MG: Das ist eine ähnliche Herangehensweise wie an Coversongs. Viele der Kids kennen die Originale ja gar nicht mehr. Nimm zum Beispiel nur Disturbed und ihre Version von „The Sound Of Silence“. Das hat ja auch dafür gesorgt, dass sich selbst Kids mit Simon & Garfunkel auseinandersetzen.

 

Wolf: Genau genommen mache ich ja nichts anderes. Ich covere ja letztlich auch nur.
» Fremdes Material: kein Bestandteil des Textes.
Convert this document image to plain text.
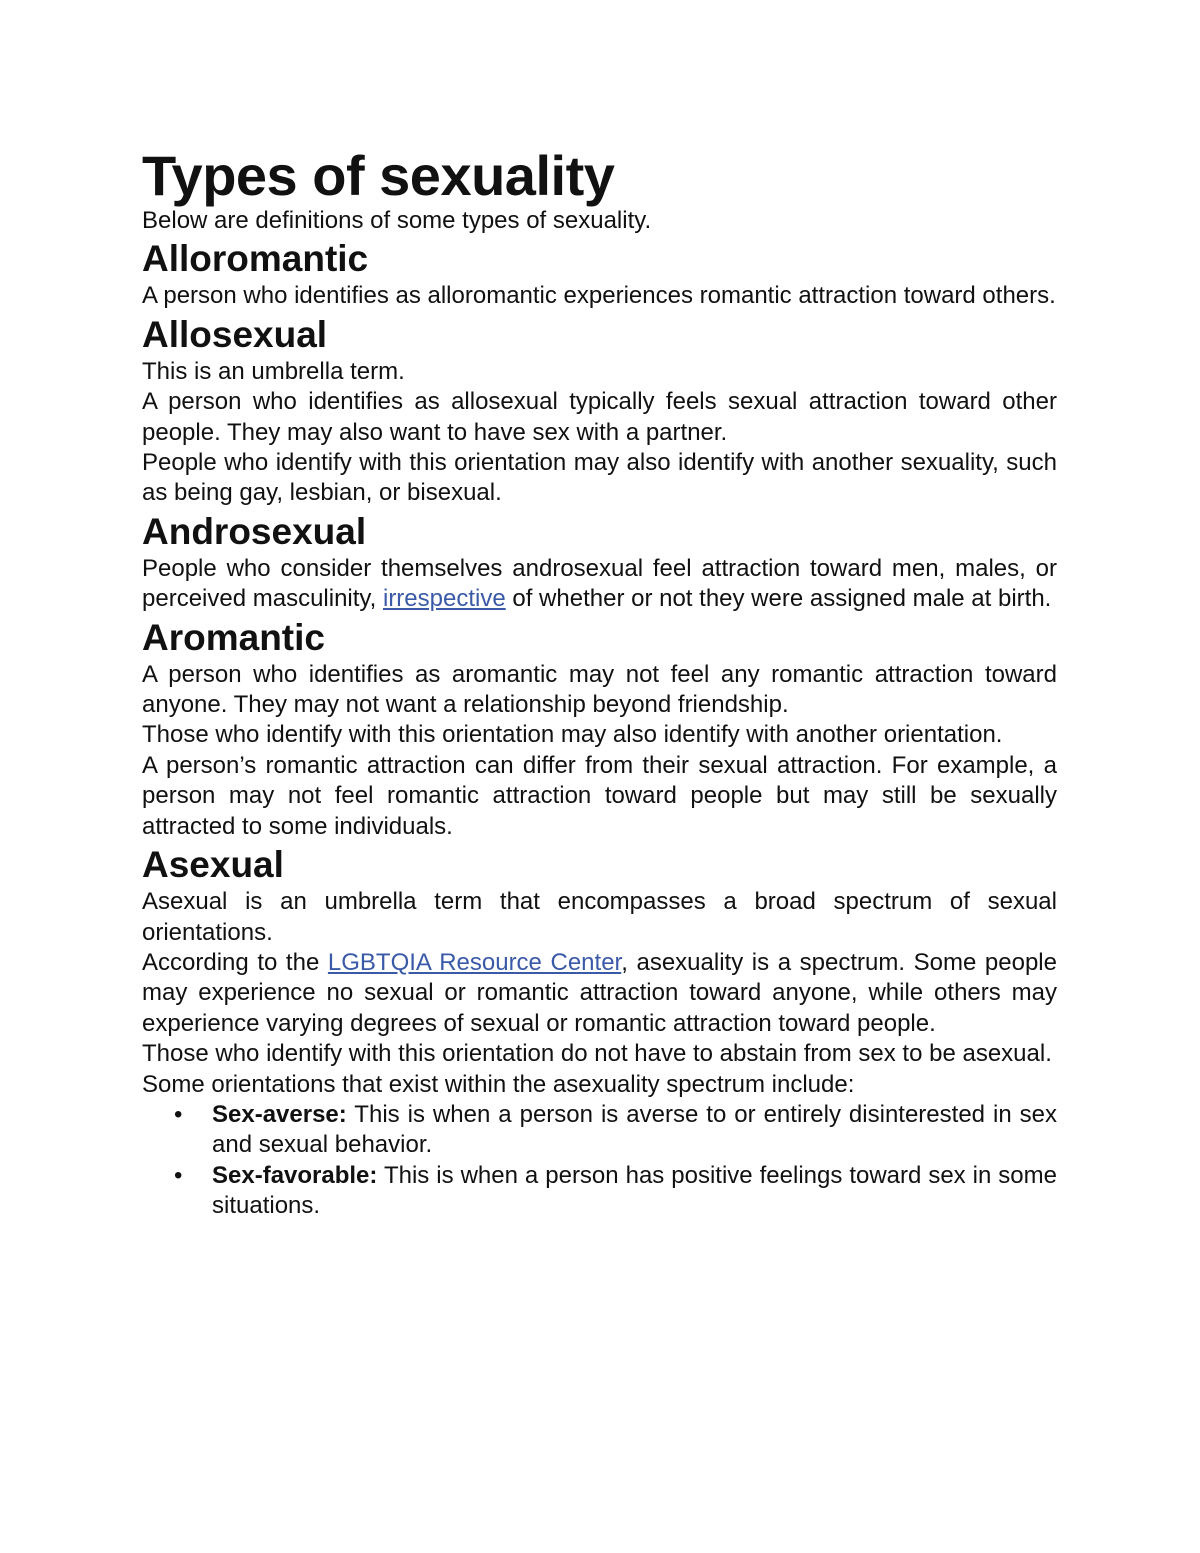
Types of sexuality

Below are definitions of some types of sexuality.

Alloromantic

A person who identifies as alloromantic experiences romantic attraction toward others.

Allosexual

This is an umbrella term.

A person who identifies as allosexual typically feels sexual attraction toward other people. They may also want to have sex with a partner.

People who identify with this orientation may also identify with another sexuality, such as being gay, lesbian, or bisexual.

Androsexual

People who consider themselves androsexual feel attraction toward men, males, or perceived masculinity, irrespective of whether or not they were assigned male at birth.

Aromantic

A person who identifies as aromantic may not feel any romantic attraction toward anyone. They may not want a relationship beyond friendship.

Those who identify with this orientation may also identify with another orientation.

A person’s romantic attraction can differ from their sexual attraction. For example, a person may not feel romantic attraction toward people but may still be sexually attracted to some individuals.

Asexual

Asexual is an umbrella term that encompasses a broad spectrum of sexual orientations.

According to the LGBTQIA Resource Center, asexuality is a spectrum. Some people may experience no sexual or romantic attraction toward anyone, while others may experience varying degrees of sexual or romantic attraction toward people.

Those who identify with this orientation do not have to abstain from sex to be asexual.

Some orientations that exist within the asexuality spectrum include:

• Sex-averse: This is when a person is averse to or entirely disinterested in sex and sexual behavior.
• Sex-favorable: This is when a person has positive feelings toward sex in some situations.
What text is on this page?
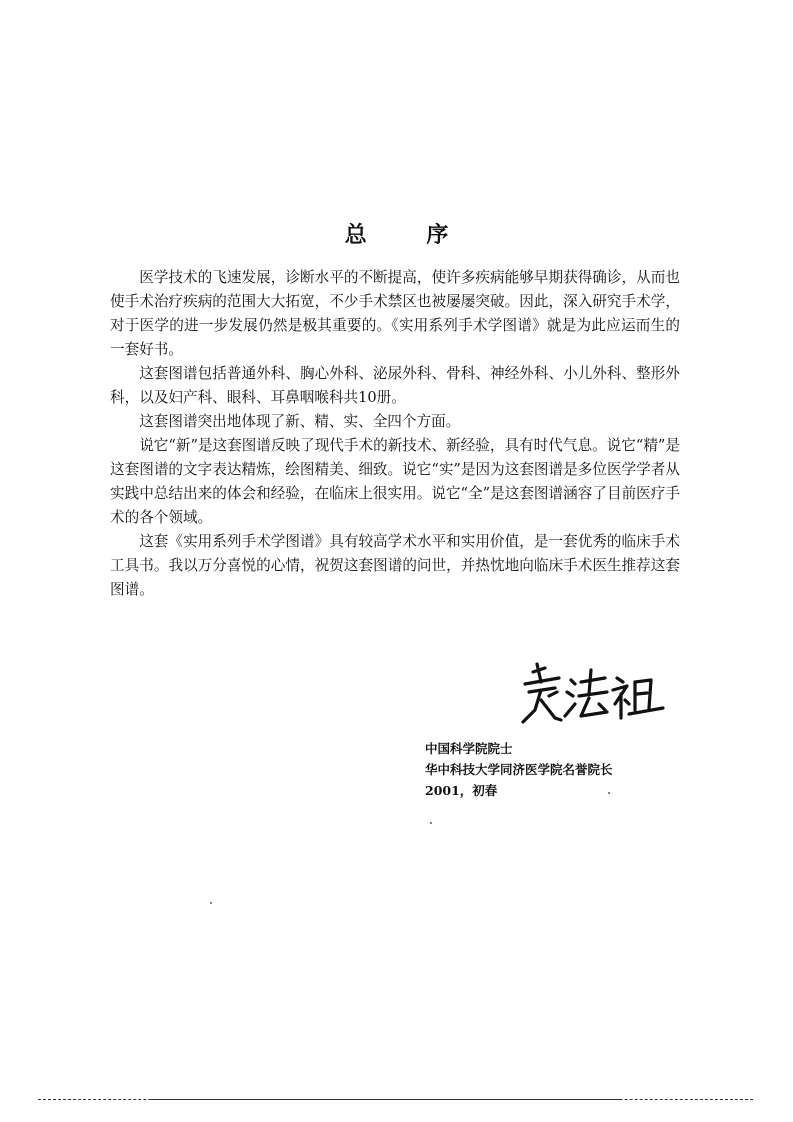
总 序

医学技术的飞速发展，诊断水平的不断提高，使许多疾病能够早期获得确诊，从而也使手术治疗疾病的范围大大拓宽，不少手术禁区也被屡屡突破。因此，深入研究手术学，对于医学的进一步发展仍然是极其重要的。《实用系列手术学图谱》就是为此应运而生的一套好书。

这套图谱包括普通外科、胸心外科、泌尿外科、骨科、神经外科、小儿外科、整形外科，以及妇产科、眼科、耳鼻咽喉科共10册。

这套图谱突出地体现了新、精、实、全四个方面。

说它“新”是这套图谱反映了现代手术的新技术、新经验，具有时代气息。说它“精”是这套图谱的文字表达精炼，绘图精美、细致。说它“实”是因为这套图谱是多位医学学者从实践中总结出来的体会和经验，在临床上很实用。说它“全”是这套图谱涵容了目前医疗手术的各个领域。

这套《实用系列手术学图谱》具有较高学术水平和实用价值，是一套优秀的临床手术工具书。我以万分喜悦的心情，祝贺这套图谱的问世，并热忱地向临床手术医生推荐这套图谱。

中国科学院院士
华中科技大学同济医学院名誉院长
2001，初春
Zwar auf eine andere Art, das Grundwesen ist aber dasselbe.

 

MG: Seit eurem Neuanfang werdet ihr auch immer wieder auf eine Reunion im Original Line-Up angesprochen. Nervt das irgendwann oder ist das ein Zeichen von Verehrung der Geschichte der Band gegenüber?

 

Wolf: Beides. Und das ist für mich auch nachvollziehbar, zeigt es doch den Stellenwert, den die Band noch immer hat. Aber es nervt auch, denn zu dem Thema ist alles gesagt und du wirst hier heute auch nichts neues von mir hören. Was in anderen Branchen ganz normal erscheint, wird in der Musik immer wieder hinterfragt. Wenn ein Redakteur bei einem Magazin aussteigt, dann ist das so und wird nicht hinterfragt. Aber selbst nach 25 Jahren gibt es immer wieder die Frage nach dem „Warum“. Man kann sich ganz normal trennen, geht ja keinen Bund fürs Leben ein und wenn man sich weiter entwickelt, etwas anderes machen möchte, dann sollte das auch nicht ständig hinterfragt werden.

 

MG: Wolf, ich danke dir für das nette Interview, wünsche euch viel Erfolg mit „The Rise Of Chaos“, das ich persönlich für das beste seit dem Neustart ansehe und natürlich auch viel Erfolg in Wacken.

 

Wolf: Es war auch mir eine Freude. Danke für deine Zeit und deine Wünsche.